Tim Tebow doesn’t look so great in this former Mets minor leaguers’ Festivus-esque airing of grievances
Calling all Vols, Dawgs, ‘Noles and Canes, we have big news for you: Tim Tebow—lord and savoir and by most accounts an all-around pretty good guy—might be what you thought he was all along. Well, at least according to longtime Mets minor leaguer Andrew Church that is. On Thursday night, after being released by the Mets once and for all, Church finally cracked, airing six seasons worth of dirty laundry in a late-night Instagram post that makes for some seriously entertaining (and depressing) reading. Check it out.
Now, in Tebow’s defense, the Wilpons and their trickle-down crap-o-nomics bear the brunt of Church’s wrath here. He even accuses them of trying to make him pitch with a torn UCL, which feels like a big no-no. But still the Tebow tidbits are juicier than a Saturday morning Capri Sun commercial, with Church alleging that not only did guys lose their jobs to make room for Tebow on the roster, but that Tebow may have been collecting a cut of the increased profit as well, despite that cushy ESPN/NFL nest egg. If that is indeed true, it’s a bad look for a guy whose entire brand is avoiding bad looks.
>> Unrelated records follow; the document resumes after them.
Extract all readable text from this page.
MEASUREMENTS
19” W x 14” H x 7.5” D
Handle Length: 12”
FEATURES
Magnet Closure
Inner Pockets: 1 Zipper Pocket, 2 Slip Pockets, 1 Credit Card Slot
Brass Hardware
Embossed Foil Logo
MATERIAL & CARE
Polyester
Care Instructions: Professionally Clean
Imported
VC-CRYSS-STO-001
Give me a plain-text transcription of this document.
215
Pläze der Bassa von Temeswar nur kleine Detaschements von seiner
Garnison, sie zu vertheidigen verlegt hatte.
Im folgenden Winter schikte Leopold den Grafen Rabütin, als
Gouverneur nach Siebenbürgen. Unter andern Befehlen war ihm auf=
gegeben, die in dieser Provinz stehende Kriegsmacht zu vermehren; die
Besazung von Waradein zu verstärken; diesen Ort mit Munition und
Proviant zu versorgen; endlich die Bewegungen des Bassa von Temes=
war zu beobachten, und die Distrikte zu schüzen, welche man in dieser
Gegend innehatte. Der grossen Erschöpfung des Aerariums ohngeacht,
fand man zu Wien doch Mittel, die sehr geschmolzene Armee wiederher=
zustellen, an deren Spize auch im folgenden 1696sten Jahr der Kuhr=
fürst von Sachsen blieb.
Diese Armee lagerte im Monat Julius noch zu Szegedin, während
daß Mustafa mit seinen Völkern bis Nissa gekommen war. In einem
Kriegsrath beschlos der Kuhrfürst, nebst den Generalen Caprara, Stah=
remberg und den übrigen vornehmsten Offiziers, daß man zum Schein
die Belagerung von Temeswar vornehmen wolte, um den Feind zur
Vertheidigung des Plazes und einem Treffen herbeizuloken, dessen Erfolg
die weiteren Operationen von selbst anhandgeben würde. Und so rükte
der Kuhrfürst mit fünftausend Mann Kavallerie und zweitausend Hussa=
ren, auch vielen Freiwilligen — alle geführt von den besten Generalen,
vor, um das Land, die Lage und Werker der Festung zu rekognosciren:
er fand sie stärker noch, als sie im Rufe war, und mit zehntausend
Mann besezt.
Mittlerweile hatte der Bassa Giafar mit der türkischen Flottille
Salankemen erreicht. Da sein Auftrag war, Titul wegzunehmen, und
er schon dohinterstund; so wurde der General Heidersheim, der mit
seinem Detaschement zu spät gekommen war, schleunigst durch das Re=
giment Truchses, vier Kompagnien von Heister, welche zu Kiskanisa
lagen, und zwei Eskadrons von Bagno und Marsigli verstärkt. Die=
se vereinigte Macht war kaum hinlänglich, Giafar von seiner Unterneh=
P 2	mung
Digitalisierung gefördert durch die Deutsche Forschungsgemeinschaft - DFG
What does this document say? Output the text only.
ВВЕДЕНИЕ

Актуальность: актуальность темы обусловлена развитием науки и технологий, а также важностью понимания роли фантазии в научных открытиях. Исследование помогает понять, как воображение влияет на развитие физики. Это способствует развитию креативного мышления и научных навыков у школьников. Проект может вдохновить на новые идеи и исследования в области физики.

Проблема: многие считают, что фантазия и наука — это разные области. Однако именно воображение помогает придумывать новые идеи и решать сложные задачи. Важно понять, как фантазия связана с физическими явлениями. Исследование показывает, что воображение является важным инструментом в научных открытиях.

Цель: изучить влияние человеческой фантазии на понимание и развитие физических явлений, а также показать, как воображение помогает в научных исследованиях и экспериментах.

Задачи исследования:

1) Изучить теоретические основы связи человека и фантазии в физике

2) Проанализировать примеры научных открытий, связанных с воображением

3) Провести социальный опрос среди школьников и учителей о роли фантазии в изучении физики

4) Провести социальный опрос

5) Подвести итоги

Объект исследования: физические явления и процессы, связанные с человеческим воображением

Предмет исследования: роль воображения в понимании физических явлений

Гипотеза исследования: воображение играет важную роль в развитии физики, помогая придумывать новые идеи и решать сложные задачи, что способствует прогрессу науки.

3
Not all of this is Tebow’s fault. In fact, when it comes to the Mets' organizational issues, Tebow is just a drop in Flushing Bay. But still, it’s tough to look at Tebow’s career numbers and not see conspiracy: Tebow has jumped level every single year since joining the Mets in 2017, moving from Fall ball to Low A, to High A, to Single, to Double, and finally to Triple, even scoring a couple invites to Mets spring training along the way. All the while, Tebow has averaged a paltry .218 at the dish, and his Triple A numbers are even more damning, batting .163 and driving in 19 runs in 77 games for the Syracuse Mets in 2019.
So when Church writes, “Thank you to all the players and coaches who had the passion and drive to empower each other and push the game forward. Fuck you to everyone who wasn’t. You have no place in baseball,” it’s not hard to imagine who he’s talking about.